3. Auch die neue Umwelt- und Naturschutzministerin Christina Schulze Föcking sagt „Das Erfreuliche: Dort, wo wir Schutzmaßnahmen umsetzen, erzielen wir deutliche Erfolge.“ Was erwartest Du nach dem Bericht nun von ihr?

Norwich Rüße: Die Ministerin ist bislang kaum als Umwelt- und Naturschützerin aufgetreten – eigene wirksame Maßnahmen, mit denen man dem fortschreitenden Artenverlust entgegentreten will, hat die Landesregierung bisher auch nicht präsentiert. Zudem wurden Anträge von uns gegen besonders problematische Pestizide, die Neonicotinoide, und zum Einsatz von Glyphosat – beides ist für das Insektensterben mitverantwortlich – von der schwarz-gelben Mehrheit abgelehnt. Ein Einsatz für Artenschutz sieht meiner Meinung nach anders aus.
Aber es ist zumindest schon mal erfreulich, dass die Ministerin auch eingesteht, dass die „Versiegelung von Flächen“ und Umweltchemikalien „Druck auf die Artenvielfalt“ ausüben. Allerdings passt diese Mahnung überhaupt nicht zu den Plänen von Schwarz-Gelb. CDU und FDP wollen den neuen Landesentwicklungsplan, in dem wir den Flächenverbrauch begrenzt haben, schon wieder überarbeiten und diesen wichtigen Grundsatz komplett streichen.
Richtig ist auch, dass die Ministerin erkannt hat, dass der Landwirtschaft eine entscheidende Rolle beim Schutz der Artenvielfalt zukommt.
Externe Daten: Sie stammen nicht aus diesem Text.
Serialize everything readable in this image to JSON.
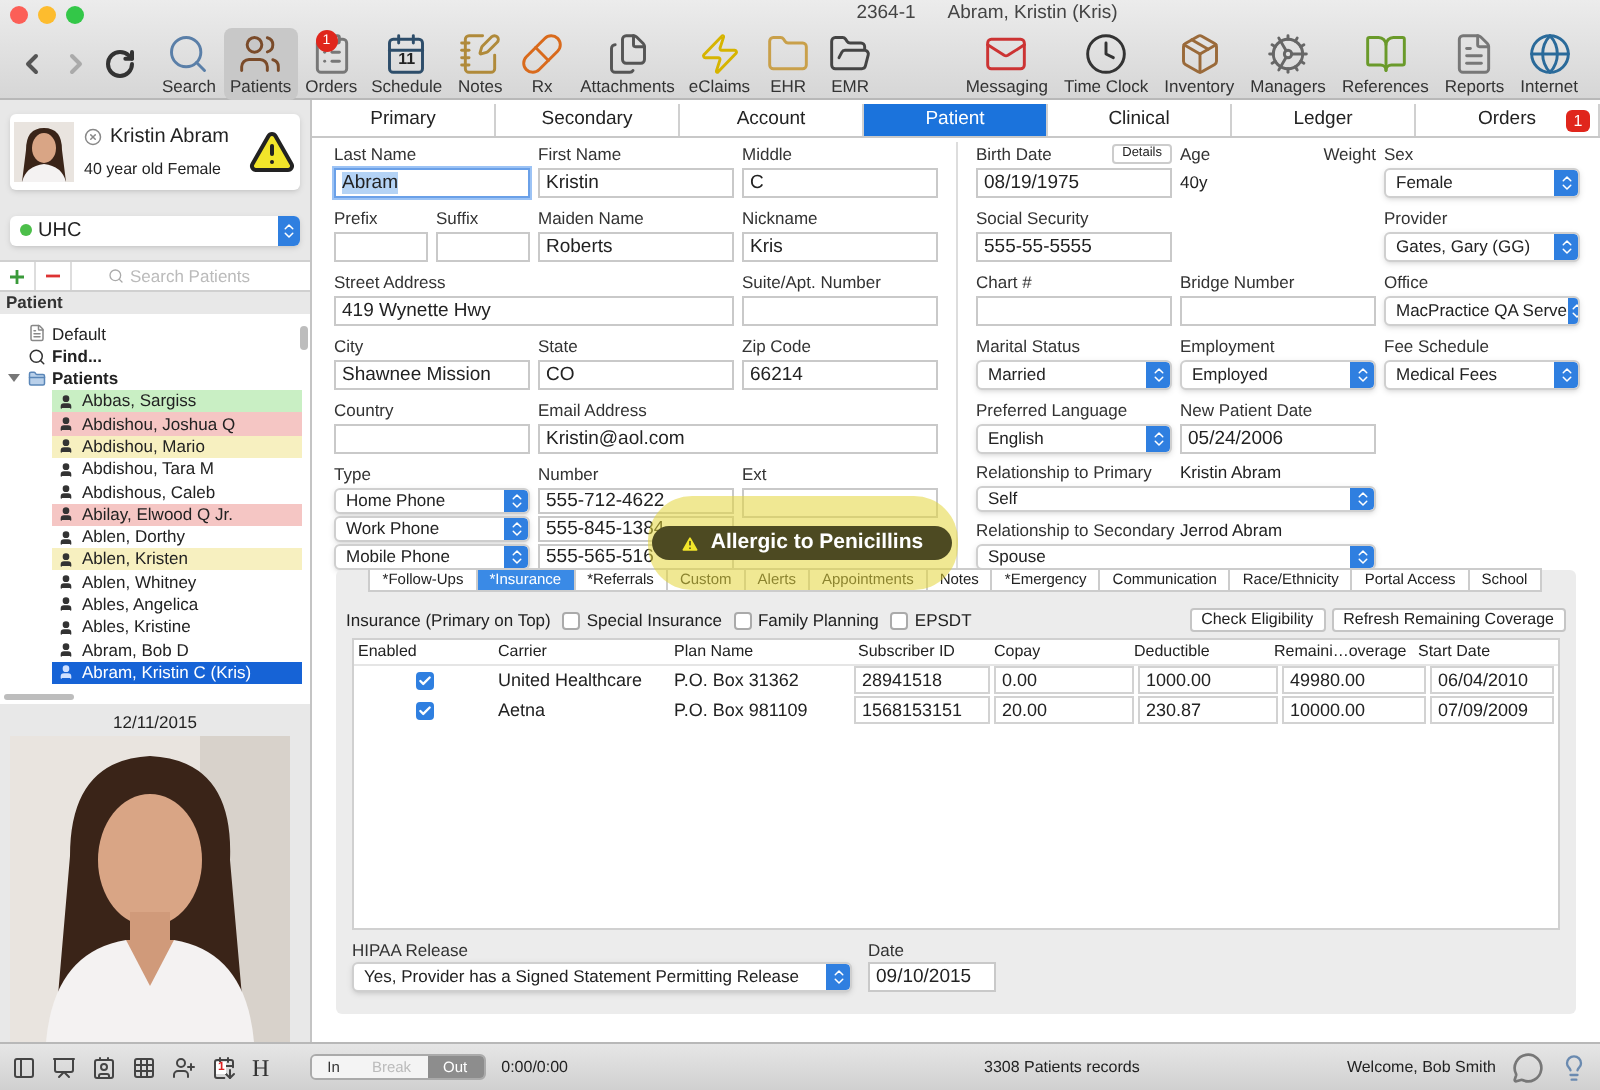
{
  "window": {
    "record": "2364-1",
    "title": "Abram, Kristin (Kris)"
  },
  "toolbar": {
    "left": [
      {
        "label": "Search",
        "selected": false
      },
      {
        "label": "Patients",
        "selected": true
      },
      {
        "label": "Orders",
        "selected": false,
        "badge": "1"
      },
      {
        "label": "Schedule",
        "selected": false,
        "icon_text": "11"
      },
      {
        "label": "Notes",
        "selected": false
      },
      {
        "label": "Rx",
        "selected": false
      },
      {
        "label": "Attachments",
        "selected": false
      },
      {
        "label": "eClaims",
        "selected": false
      },
      {
        "label": "EHR",
        "selected": false
      },
      {
        "label": "EMR",
        "selected": false
      }
    ],
    "right": [
      {
        "label": "Messaging",
        "selected": false
      },
      {
        "label": "Time Clock",
        "selected": false
      },
      {
        "label": "Inventory",
        "selected": false
      },
      {
        "label": "Managers",
        "selected": false
      },
      {
        "label": "References",
        "selected": false
      },
      {
        "label": "Reports",
        "selected": false
      },
      {
        "label": "Internet",
        "selected": false
      }
    ]
  },
  "patient_card": {
    "name": "Kristin Abram",
    "summary": "40 year old Female"
  },
  "insurance_picker": {
    "value": "UHC"
  },
  "patient_search": {
    "placeholder": "Search Patients"
  },
  "list_header": "Patient",
  "tree": [
    {
      "label": "Default",
      "kind": "document",
      "selected": false
    },
    {
      "label": "Find...",
      "kind": "search",
      "selected": false
    },
    {
      "label": "Patients",
      "kind": "folder",
      "selected": false,
      "expanded": true,
      "children": [
        {
          "label": "Abbas, Sargiss",
          "color": "#c9efc4",
          "selected": false
        },
        {
          "label": "Abdishou, Joshua Q",
          "color": "#f5c6c4",
          "selected": false
        },
        {
          "label": "Abdishou, Mario",
          "color": "#f7f0c0",
          "selected": false
        },
        {
          "label": "Abdishou, Tara M",
          "selected": false
        },
        {
          "label": "Abdishous, Caleb",
          "selected": false
        },
        {
          "label": "Abilay, Elwood Q Jr.",
          "color": "#f5c6c4",
          "selected": false
        },
        {
          "label": "Ablen, Dorthy",
          "selected": false
        },
        {
          "label": "Ablen, Kristen",
          "color": "#f7f0c0",
          "selected": false
        },
        {
          "label": "Ablen, Whitney",
          "selected": false
        },
        {
          "label": "Ables, Angelica",
          "selected": false
        },
        {
          "label": "Ables, Kristine",
          "selected": false
        },
        {
          "label": "Abram, Bob D",
          "selected": false
        },
        {
          "label": "Abram, Kristin C (Kris)",
          "selected": true
        }
      ]
    }
  ],
  "photo_date": "12/11/2015",
  "tabs": [
    {
      "label": "Primary",
      "selected": false
    },
    {
      "label": "Secondary",
      "selected": false
    },
    {
      "label": "Account",
      "selected": false
    },
    {
      "label": "Patient",
      "selected": true
    },
    {
      "label": "Clinical",
      "selected": false
    },
    {
      "label": "Ledger",
      "selected": false
    },
    {
      "label": "Orders",
      "selected": false,
      "badge": "1"
    }
  ],
  "form": {
    "last_name": {
      "label": "Last Name",
      "value": "Abram"
    },
    "first_name": {
      "label": "First Name",
      "value": "Kristin"
    },
    "middle": {
      "label": "Middle",
      "value": "C"
    },
    "prefix": {
      "label": "Prefix"
    },
    "suffix": {
      "label": "Suffix"
    },
    "maiden_name": {
      "label": "Maiden Name",
      "value": "Roberts"
    },
    "nickname": {
      "label": "Nickname",
      "value": "Kris"
    },
    "street_address": {
      "label": "Street Address",
      "value": "419 Wynette Hwy"
    },
    "suite": {
      "label": "Suite/Apt. Number"
    },
    "city": {
      "label": "City",
      "value": "Shawnee Mission"
    },
    "state": {
      "label": "State",
      "value": "CO"
    },
    "zip_code": {
      "label": "Zip Code",
      "value": "66214"
    },
    "country": {
      "label": "Country"
    },
    "email": {
      "label": "Email Address",
      "value": "Kristin@aol.com"
    },
    "phones": {
      "type_label": "Type",
      "number_label": "Number",
      "ext_label": "Ext",
      "rows": [
        {
          "type": "Home Phone",
          "number": "555-712-4622"
        },
        {
          "type": "Work Phone",
          "number": "555-845-1384"
        },
        {
          "type": "Mobile Phone",
          "number": "555-565-516"
        }
      ]
    },
    "birth_date": {
      "label": "Birth Date",
      "value": "08/19/1975",
      "button": "Details"
    },
    "age": {
      "label": "Age",
      "value": "40y"
    },
    "weight": {
      "label": "Weight"
    },
    "sex": {
      "label": "Sex",
      "value": "Female"
    },
    "social_security": {
      "label": "Social Security",
      "value": "555-55-5555"
    },
    "provider": {
      "label": "Provider",
      "value": "Gates, Gary (GG)"
    },
    "chart_number": {
      "label": "Chart #"
    },
    "bridge_number": {
      "label": "Bridge Number"
    },
    "office": {
      "label": "Office",
      "value": "MacPractice QA Serve"
    },
    "marital_status": {
      "label": "Marital Status",
      "value": "Married"
    },
    "employment": {
      "label": "Employment",
      "value": "Employed"
    },
    "fee_schedule": {
      "label": "Fee Schedule",
      "value": "Medical Fees"
    },
    "preferred_language": {
      "label": "Preferred Language",
      "value": "English"
    },
    "new_patient_date": {
      "label": "New Patient Date",
      "value": "05/24/2006"
    },
    "relationship_primary": {
      "label": "Relationship to Primary",
      "name": "Kristin Abram",
      "value": "Self"
    },
    "relationship_secondary": {
      "label": "Relationship to Secondary",
      "name": "Jerrod Abram",
      "value": "Spouse"
    }
  },
  "alert": {
    "text": "Allergic to Penicillins"
  },
  "subtabs": [
    {
      "label": "*Follow-Ups",
      "selected": false
    },
    {
      "label": "*Insurance",
      "selected": true
    },
    {
      "label": "*Referrals",
      "selected": false
    },
    {
      "label": "Custom",
      "selected": false
    },
    {
      "label": "Alerts",
      "selected": false
    },
    {
      "label": "Appointments",
      "selected": false
    },
    {
      "label": "Notes",
      "selected": false
    },
    {
      "label": "*Emergency",
      "selected": false
    },
    {
      "label": "Communication",
      "selected": false
    },
    {
      "label": "Race/Ethnicity",
      "selected": false
    },
    {
      "label": "Portal Access",
      "selected": false
    },
    {
      "label": "School",
      "selected": false
    }
  ],
  "insurance": {
    "title": "Insurance (Primary on Top)",
    "options": [
      {
        "label": "Special Insurance",
        "checked": false
      },
      {
        "label": "Family Planning",
        "checked": false
      },
      {
        "label": "EPSDT",
        "checked": false
      }
    ],
    "buttons": [
      "Check Eligibility",
      "Refresh Remaining Coverage"
    ],
    "columns": [
      "Enabled",
      "Carrier",
      "Plan Name",
      "Subscriber ID",
      "Copay",
      "Deductible",
      "Remaini…overage",
      "Start Date"
    ],
    "rows": [
      {
        "enabled": true,
        "carrier": "United Healthcare",
        "plan_name": "P.O. Box 31362",
        "subscriber_id": "28941518",
        "copay": "0.00",
        "deductible": "1000.00",
        "remaining": "49980.00",
        "start_date": "06/04/2010"
      },
      {
        "enabled": true,
        "carrier": "Aetna",
        "plan_name": "P.O. Box 981109",
        "subscriber_id": "1568153151",
        "copay": "20.00",
        "deductible": "230.87",
        "remaining": "10000.00",
        "start_date": "07/09/2009"
      }
    ]
  },
  "hipaa": {
    "label": "HIPAA Release",
    "value": "Yes, Provider has a Signed Statement Permitting Release",
    "date_label": "Date",
    "date": "09/10/2015"
  },
  "status_bar": {
    "calendar_badge": "1",
    "letter": "H",
    "clock_segments": [
      {
        "label": "In",
        "selected": false,
        "disabled": false
      },
      {
        "label": "Break",
        "selected": false,
        "disabled": true
      },
      {
        "label": "Out",
        "selected": true,
        "disabled": false
      }
    ],
    "time": "0:00/0:00",
    "records": "3308 Patients records",
    "welcome": "Welcome, Bob Smith"
  }
}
Aber nur auf die Karte der freiwilligen Maßnahmen – wie den Vertragsnaturschutz – zu setzen, wird der Dimension des Problems überhaupt nicht gerecht. Keine Frage, ein gut organisierter Vertragsnaturschutz könnte tatsächlich zur Verbesserung der biologischen Vielfalt beitragen. Dazu müssten sich allerdings noch viel mehr Landwirt*innen an der ökologischen Bewirtschaftung beteiligen. Und schon gar nicht ersetzt er allgemeinverbindliche gesetzliche Regelungen zum Schutz von Umwelt und Natur. Die Ministerin darf es nicht bei schönen Worten zum Naturschutz belassen, sie muss konkrete Maßnahmen einleiten, um Tiere und Pflanzen in NRW zu schützen!